The MoD has confirmed that firms awarded estate management contracts under new rules coming into force next year will have to ensure water use can be monitored in real time, design and implement water saving initiatives, and report on their successes.

The MoD’s estate includes 49,000 homes, 140 training sites and 260 large military bases, and uses 17.5 billion litres of water each year. The new contract requirements are designed to help the ministry achieve its target to cut water use on its properties by 7% on 2010/11 levels by 2016.

“With several hundred thousand personnel living and working on 1% of British landmass we have an imperative to minimise water usage, particular in regions where water is in short supply,” said Matt Foley, head of utilities at the Defence Infrastructure Organisation (DIO), which oversees the MoD's estate management.

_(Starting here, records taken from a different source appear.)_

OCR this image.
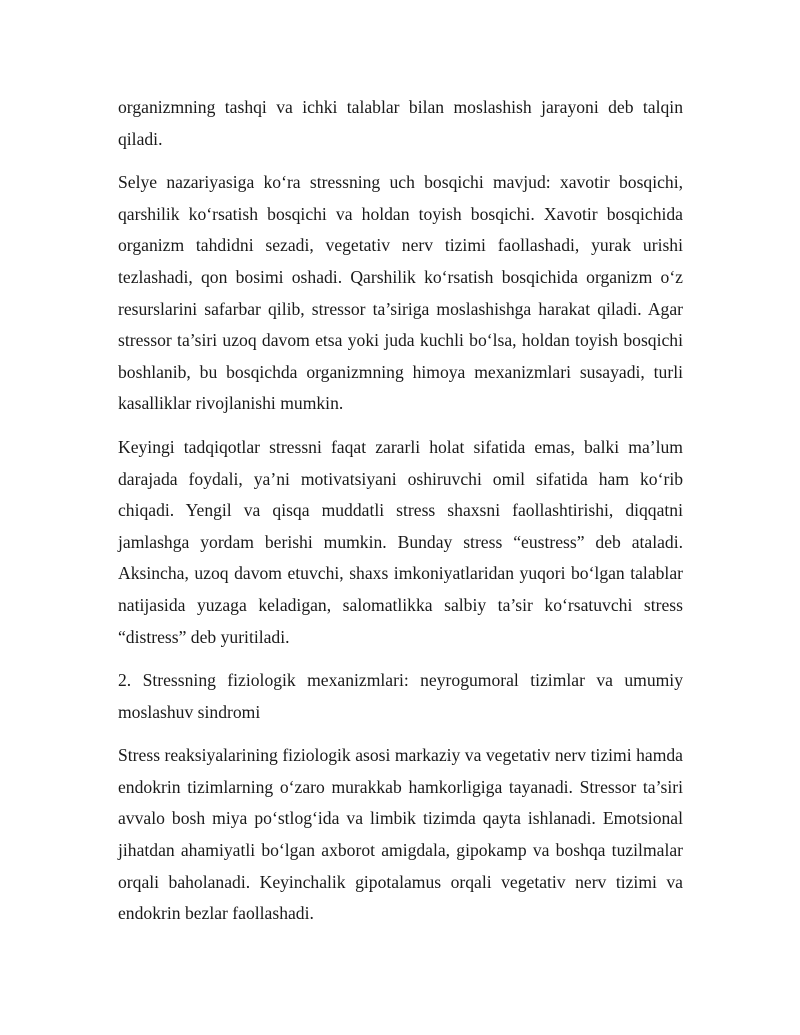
organizmning tashqi va ichki talablar bilan moslashish jarayoni deb talqin qiladi.

Selye nazariyasiga ko‘ra stressning uch bosqichi mavjud: xavotir bosqichi, qarshilik ko‘rsatish bosqichi va holdan toyish bosqichi. Xavotir bosqichida organizm tahdidni sezadi, vegetativ nerv tizimi faollashadi, yurak urishi tezlashadi, qon bosimi oshadi. Qarshilik ko‘rsatish bosqichida organizm o‘z resurslarini safarbar qilib, stressor ta’siriga moslashishga harakat qiladi. Agar stressor ta’siri uzoq davom etsa yoki juda kuchli bo‘lsa, holdan toyish bosqichi boshlanib, bu bosqichda organizmning himoya mexanizmlari susayadi, turli kasalliklar rivojlanishi mumkin.

Keyingi tadqiqotlar stressni faqat zararli holat sifatida emas, balki ma’lum darajada foydali, ya’ni motivatsiyani oshiruvchi omil sifatida ham ko‘rib chiqadi. Yengil va qisqa muddatli stress shaxsni faollashtirishi, diqqatni jamlashga yordam berishi mumkin. Bunday stress “eustress” deb ataladi. Aksincha, uzoq davom etuvchi, shaxs imkoniyatlaridan yuqori bo‘lgan talablar natijasida yuzaga keladigan, salomatlikka salbiy ta’sir ko‘rsatuvchi stress “distress” deb yuritiladi.

2. Stressning fiziologik mexanizmlari: neyrogumoral tizimlar va umumiy moslashuv sindromi

Stress reaksiyalarining fiziologik asosi markaziy va vegetativ nerv tizimi hamda endokrin tizimlarning o‘zaro murakkab hamkorligiga tayanadi. Stressor ta’siri avvalo bosh miya po‘stlog‘ida va limbik tizimda qayta ishlanadi. Emotsional jihatdan ahamiyatli bo‘lgan axborot amigdala, gipokamp va boshqa tuzilmalar orqali baholanadi. Keyinchalik gipotalamus orqali vegetativ nerv tizimi va endokrin bezlar faollashadi.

“Industry has a wealth of innovation to offer in this area and it is vital that DIO harnesses that within its future contracting arrangements.”

The next generation estate contracts (NGEC) will require contractors to share successful measures across all MoD sites and to engage personnel on the importance of saving water, according to the ministry.

“We recognise that water consumption is as much about behaviour as infrastructure,” said Mark Grant, head of NGEC contract development. “The strength of our contracting model is that our industry partners will be able to take a strategic view of water consumption, as well as working closely with local users in specific buildings, and DIO can then compare performance and best practice between the contracts.”

The MOD exceeded the cross-government target to reduce water consumption by 25% on 1999/2000 levels by 2010/11, cutting demand by 29%. However, the pace at which it is reducing consumption is falling. Defra published data last year revealing that the defence ministry was one of the worst performing government departments against current water reduction targets.

The MoD achieved a 1% reduction in water use across its estate during 2011/12, ranking it bottom third out of 21 departments.

In 2009/10, it launched an £80,000 spend-to-save water project across five of its sites, installing low-flow taps and more efficient showers in military homes. The projects cut water consumption by 140,000m3 per year, saving the MoD more than £400,000 annually.

This project has since been expanded to another five sites, and the MoD predicts the project will cut £527,000 from its annual water bills.